By subtraction screening methods, we identified a novel mouse and its counterpart, human MOPT gene. The mouse and human MOT gene is localized on mouse chromosome 17E3 and human chromosome 2p22, and spans approximately 7 kb. Analysis of the mouse Mopt sequence revealed the existence of an ORF of 240 bp encoding a putative protein of 79aa amino acids. The predicted protein has a theoretical molecular mass of 8.89 kDa and a calculated isoelectric point of 5.82. The protein was unique; it did not show any similarities with other known protein except for Morn motif domain. Real-time reverse transcriptase polymerase chain reaction and Northern blot analysis revealed that mouse Mopt transcripts are highly and specifically expressed in adult testis and skeletal muscle.

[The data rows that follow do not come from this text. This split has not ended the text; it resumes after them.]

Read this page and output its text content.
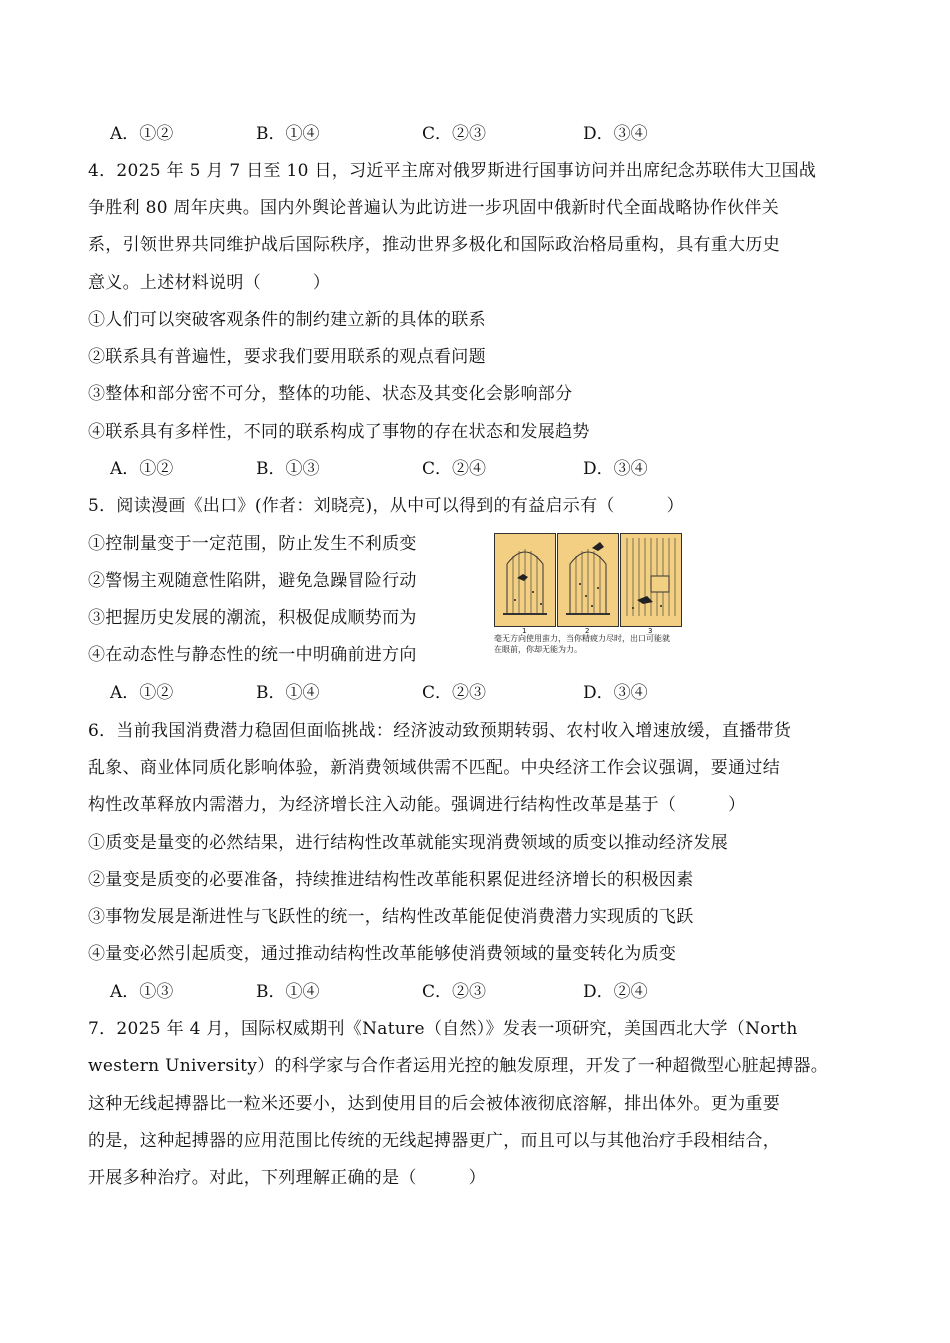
A．①②	B．①④	C．②③	D．③④
4．2025 年 5 月 7 日至 10 日，习近平主席对俄罗斯进行国事访问并出席纪念苏联伟大卫国战
争胜利 80 周年庆典。国内外舆论普遍认为此访进一步巩固中俄新时代全面战略协作伙伴关
系，引领世界共同维护战后国际秩序，推动世界多极化和国际政治格局重构，具有重大历史
意义。上述材料说明（　　　）
①人们可以突破客观条件的制约建立新的具体的联系
②联系具有普遍性，要求我们要用联系的观点看问题
③整体和部分密不可分，整体的功能、状态及其变化会影响部分
④联系具有多样性，不同的联系构成了事物的存在状态和发展趋势
A．①②	B．①③	C．②④	D．③④
5．阅读漫画《出口》(作者：刘晓亮)，从中可以得到的有益启示有（　　　）
①控制量变于一定范围，防止发生不利质变
②警惕主观随意性陷阱，避免急躁冒险行动
③把握历史发展的潮流，积极促成顺势而为
④在动态性与静态性的统一中明确前进方向
1	2	3
毫无方向使用蛮力，当你精疲力尽时，出口可能就
在眼前，你却无能为力。
A．①②	B．①④	C．②③	D．③④
6．当前我国消费潜力稳固但面临挑战：经济波动致预期转弱、农村收入增速放缓，直播带货
乱象、商业体同质化影响体验，新消费领域供需不匹配。中央经济工作会议强调，要通过结
构性改革释放内需潜力，为经济增长注入动能。强调进行结构性改革是基于（　　　）
①质变是量变的必然结果，进行结构性改革就能实现消费领域的质变以推动经济发展
②量变是质变的必要准备，持续推进结构性改革能积累促进经济增长的积极因素
③事物发展是渐进性与飞跃性的统一，结构性改革能促使消费潜力实现质的飞跃
④量变必然引起质变，通过推动结构性改革能够使消费领域的量变转化为质变
A．①③	B．①④	C．②③	D．②④
7．2025 年 4 月，国际权威期刊《Nature（自然）》发表一项研究，美国西北大学（North
western University）的科学家与合作者运用光控的触发原理，开发了一种超微型心脏起搏器。
这种无线起搏器比一粒米还要小，达到使用目的后会被体液彻底溶解，排出体外。更为重要
的是，这种起搏器的应用范围比传统的无线起搏器更广，而且可以与其他治疗手段相结合，
开展多种治疗。对此，下列理解正确的是（　　　）
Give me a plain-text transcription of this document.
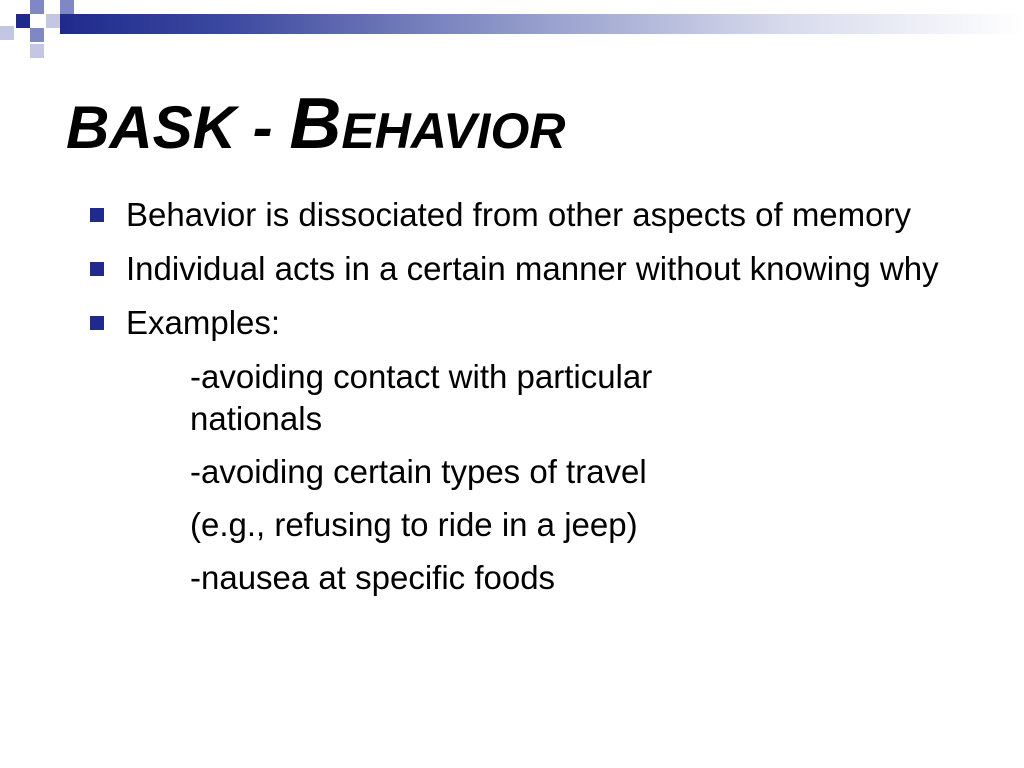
BASK - BEHAVIOR
Behavior is dissociated from other aspects of memory
Individual acts in a certain manner without knowing why
Examples:
-avoiding contact with particular nationals
-avoiding certain types of travel
(e.g., refusing to ride in a jeep)
-nausea at specific foods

In situ hybridization and immunohistochemistry studies showed that mouse Mopt transcript and protein was confined mainly to round and elongated spermatids, except for a few individual dispersed spermatocytes, and increases in abundance in subsequent stages. To characterize Mopt functions in spermiogenesis, we examined Mopt protein distribution in late spermiogenesis by using immunogold electron microscopy: Mopt protein first appeared in the proacrosomic vesicles of the early Golgi phase spermatids. In the final step of spermiogenesis, Mopt expression was translocated from the head cap of an elongated spermatid to the nucleus of mature spermatozoa. However, no other testicular cell types, including somatic cells, spermatogenic cells, and residual cytoplasm that ultimately is engulfed as residual bodies into Sertoli cells, were found to bear Mopt-positive staining. This observation suggested that Mopt may play an important role in dynamic regulation of acrosome biogenesis during late spermiogenesis and an as yet uncharacterized role in oocyte activation during capacitation, after fertilization, or both.